Relation of severity of symptoms to prognosis in stable angina pectoris.


To determine if severity of angina is related to the extent of coronary artery disease (CAD) or prognosis, 341 patients were evaluated by a systematic physician-administered angina questionnaire at entry into a large-scale randomized study of medical vs surgical treatment of stable angina pectoris. Severity of angina was numerically scored; scores were based on frequency of pain, rest pain, amount of daily medication, and level of daily activity.

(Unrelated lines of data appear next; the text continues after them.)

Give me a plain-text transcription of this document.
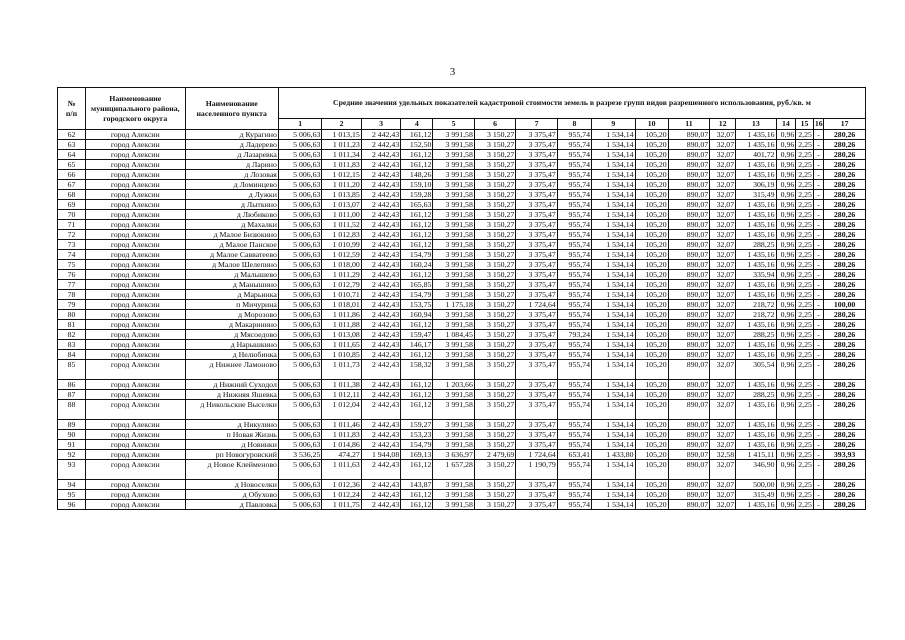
3
№
п/п	Наименование муниципального района, городского округа	Наименование населенного пункта	Средние значения удельных показателей кадастровой стоимости земель в разрезе групп видов разрешенного использования, руб./кв. м																
			1	2	3	4	5	6	7	8	9	10	11	12	13	14	15	16	17
62	город Алексин	д Курагино	5 006,63	1 013,15	2 442,43	161,12	3 991,58	3 150,27	3 375,47	955,74	1 534,14	105,20	890,07	32,07	1 435,16	0,96	2,25	-	280,26
63	город Алексин	д Ладерево	5 006,63	1 011,23	2 442,43	152,50	3 991,58	3 150,27	3 375,47	955,74	1 534,14	105,20	890,07	32,07	1 435,16	0,96	2,25	-	280,26
64	город Алексин	д Лазаревка	5 006,63	1 011,34	2 442,43	161,12	3 991,58	3 150,27	3 375,47	955,74	1 534,14	105,20	890,07	32,07	401,72	0,96	2,25	-	280,26
65	город Алексин	д Ларино	5 006,63	1 011,83	2 442,43	161,12	3 991,58	3 150,27	3 375,47	955,74	1 534,14	105,20	890,07	32,07	1 435,16	0,96	2,25	-	280,26
66	город Алексин	д Лозовая	5 006,63	1 012,15	2 442,43	148,26	3 991,58	3 150,27	3 375,47	955,74	1 534,14	105,20	890,07	32,07	1 435,16	0,96	2,25	-	280,26
67	город Алексин	д Ломинцево	5 006,63	1 011,20	2 442,43	159,10	3 991,58	3 150,27	3 375,47	955,74	1 534,14	105,20	890,07	32,07	306,19	0,96	2,25	-	280,26
68	город Алексин	д Лужки	5 006,63	1 013,85	2 442,43	159,28	3 991,58	3 150,27	3 375,47	955,74	1 534,14	105,20	890,07	32,07	315,49	0,96	2,25	-	280,26
69	город Алексин	д Лыткино	5 006,63	1 013,07	2 442,43	165,63	3 991,58	3 150,27	3 375,47	955,74	1 534,14	105,20	890,07	32,07	1 435,16	0,96	2,25	-	280,26
70	город Алексин	д Любиково	5 006,63	1 011,00	2 442,43	161,12	3 991,58	3 150,27	3 375,47	955,74	1 534,14	105,20	890,07	32,07	1 435,16	0,96	2,25	-	280,26
71	город Алексин	д Махалки	5 006,63	1 011,52	2 442,43	161,12	3 991,58	3 150,27	3 375,47	955,74	1 534,14	105,20	890,07	32,07	1 435,16	0,96	2,25	-	280,26
72	город Алексин	д Малое Бизюкино	5 006,63	1 012,83	2 442,43	161,12	3 991,58	3 150,27	3 375,47	955,74	1 534,14	105,20	890,07	32,07	1 435,16	0,96	2,25	-	280,26
73	город Алексин	д Малое Панское	5 006,63	1 010,99	2 442,43	161,12	3 991,58	3 150,27	3 375,47	955,74	1 534,14	105,20	890,07	32,07	288,25	0,96	2,25	-	280,26
74	город Алексин	д Малое Савватеево	5 006,63	1 012,59	2 442,43	154,79	3 991,58	3 150,27	3 375,47	955,74	1 534,14	105,20	890,07	32,07	1 435,16	0,96	2,25	-	280,26
75	город Алексин	д Малое Шелепино	5 006,63	1 018,00	2 442,43	160,24	3 991,58	3 150,27	3 375,47	955,74	1 534,14	105,20	890,07	32,07	1 435,16	0,96	2,25	-	280,26
76	город Алексин	д Малышево	5 006,63	1 011,29	2 442,43	161,12	3 991,58	3 150,27	3 375,47	955,74	1 534,14	105,20	890,07	32,07	335,94	0,96	2,25	-	280,26
77	город Алексин	д Манышино	5 006,63	1 012,79	2 442,43	165,85	3 991,58	3 150,27	3 375,47	955,74	1 534,14	105,20	890,07	32,07	1 435,16	0,96	2,25	-	280,26
78	город Алексин	д Марьинка	5 006,63	1 010,71	2 442,43	154,79	3 991,58	3 150,27	3 375,47	955,74	1 534,14	105,20	890,07	32,07	1 435,16	0,96	2,25	-	280,26
79	город Алексин	п Мичурина	5 006,63	1 018,01	2 442,43	153,75	1 175,18	3 150,27	1 724,64	955,74	1 534,14	105,20	890,07	32,07	218,72	0,96	2,25	-	100,00
80	город Алексин	д Морозово	5 006,63	1 011,86	2 442,43	160,94	3 991,58	3 150,27	3 375,47	955,74	1 534,14	105,20	890,07	32,07	218,72	0,96	2,25	-	280,26
81	город Алексин	д Макаринино	5 006,63	1 011,88	2 442,43	161,12	3 991,58	3 150,27	3 375,47	955,74	1 534,14	105,20	890,07	32,07	1 435,16	0,96	2,25	-	280,26
82	город Алексин	д Мясоедово	5 006,63	1 013,08	2 442,43	159,47	1 084,45	3 150,27	3 375,47	793,24	1 534,14	105,20	890,07	32,07	288,25	0,96	2,25	-	280,26
83	город Алексин	д Нарышкино	5 006,63	1 011,65	2 442,43	146,17	3 991,58	3 150,27	3 375,47	955,74	1 534,14	105,20	890,07	32,07	1 435,16	0,96	2,25	-	280,26
84	город Алексин	д Нелюбинка	5 006,63	1 010,85	2 442,43	161,12	3 991,58	3 150,27	3 375,47	955,74	1 534,14	105,20	890,07	32,07	1 435,16	0,96	2,25	-	280,26
85	город Алексин	д Нижнее Ламоново	5 006,63	1 011,73	2 442,43	158,32	3 991,58	3 150,27	3 375,47	955,74	1 534,14	105,20	890,07	32,07	305,54	0,96	2,25	-	280,26
86	город Алексин	д Нижний Суходол	5 006,63	1 011,38	2 442,43	161,12	1 203,66	3 150,27	3 375,47	955,74	1 534,14	105,20	890,07	32,07	1 435,16	0,96	2,25	-	280,26
87	город Алексин	д Нижняя Яшевка	5 006,63	1 012,11	2 442,43	161,12	3 991,58	3 150,27	3 375,47	955,74	1 534,14	105,20	890,07	32,07	288,25	0,96	2,25	-	280,26
88	город Алексин	д Никольские Выселки	5 006,63	1 012,04	2 442,43	161,12	3 991,58	3 150,27	3 375,47	955,74	1 534,14	105,20	890,07	32,07	1 435,16	0,96	2,25	-	280,26
89	город Алексин	д Никулино	5 006,63	1 011,46	2 442,43	159,27	3 991,58	3 150,27	3 375,47	955,74	1 534,14	105,20	890,07	32,07	1 435,16	0,96	2,25	-	280,26
90	город Алексин	п Новая Жизнь	5 006,63	1 011,83	2 442,43	153,23	3 991,58	3 150,27	3 375,47	955,74	1 534,14	105,20	890,07	32,07	1 435,16	0,96	2,25	-	280,26
91	город Алексин	д Новинки	5 006,63	1 014,86	2 442,43	154,79	3 991,58	3 150,27	3 375,47	955,74	1 534,14	105,20	890,07	32,07	1 435,16	0,96	2,25	-	280,26
92	город Алексин	рп Новогуровский	3 536,25	474,27	1 944,08	169,13	3 636,97	2 479,69	1 724,64	653,41	1 433,80	105,20	890,07	32,58	1 415,11	0,96	2,25	-	393,93
93	город Алексин	д Новое Клейменово	5 006,63	1 011,63	2 442,43	161,12	1 657,28	3 150,27	1 190,79	955,74	1 534,14	105,20	890,07	32,07	346,90	0,96	2,25	-	280,26
94	город Алексин	д Новоселки	5 006,63	1 012,36	2 442,43	143,87	3 991,58	3 150,27	3 375,47	955,74	1 534,14	105,20	890,07	32,07	500,00	0,96	2,25	-	280,26
95	город Алексин	д Обухово	5 006,63	1 012,24	2 442,43	161,12	3 991,58	3 150,27	3 375,47	955,74	1 534,14	105,20	890,07	32,07	315,49	0,96	2,25	-	280,26
96	город Алексин	д Павловка	5 006,63	1 011,75	2 442,43	161,12	3 991,58	3 150,27	3 375,47	955,74	1 534,14	105,20	890,07	32,07	1 435,16	0,96	2,25	-	280,26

Severity scores were separated into mild, moderate and severe groups of approximately equal numbers and correlated with (1) number of coronary arteries narrowed, (2) presence of left main CAD, (3) ejection fraction less than 50%, (4) abnormalities of left ventricular function, (5) 3-vessel CAD with abnormal left ventricular function, (6) increased heart size by chest x-ray, (7) a noninvasive measure of prognosis, and (8) mortality. Severity of angina was not significantly related to any of the above variables except for the presence of left main CAD (p = 0.046) and increased heart size by chest x-ray (p = 0.001), both of which had low prevalence rates. Severity of angina at baseline was not related to 7-year survival in patients treated medically or surgically. Severity of angina at baseline, however, did predict 1- to 2-year survival in medically treated patients. Similarly, the severity of angina at 1 year and severity at 5 years predicted survival in the subsequent 4 years in the medical group.(ABSTRACT TRUNCATED AT 250 WORDS).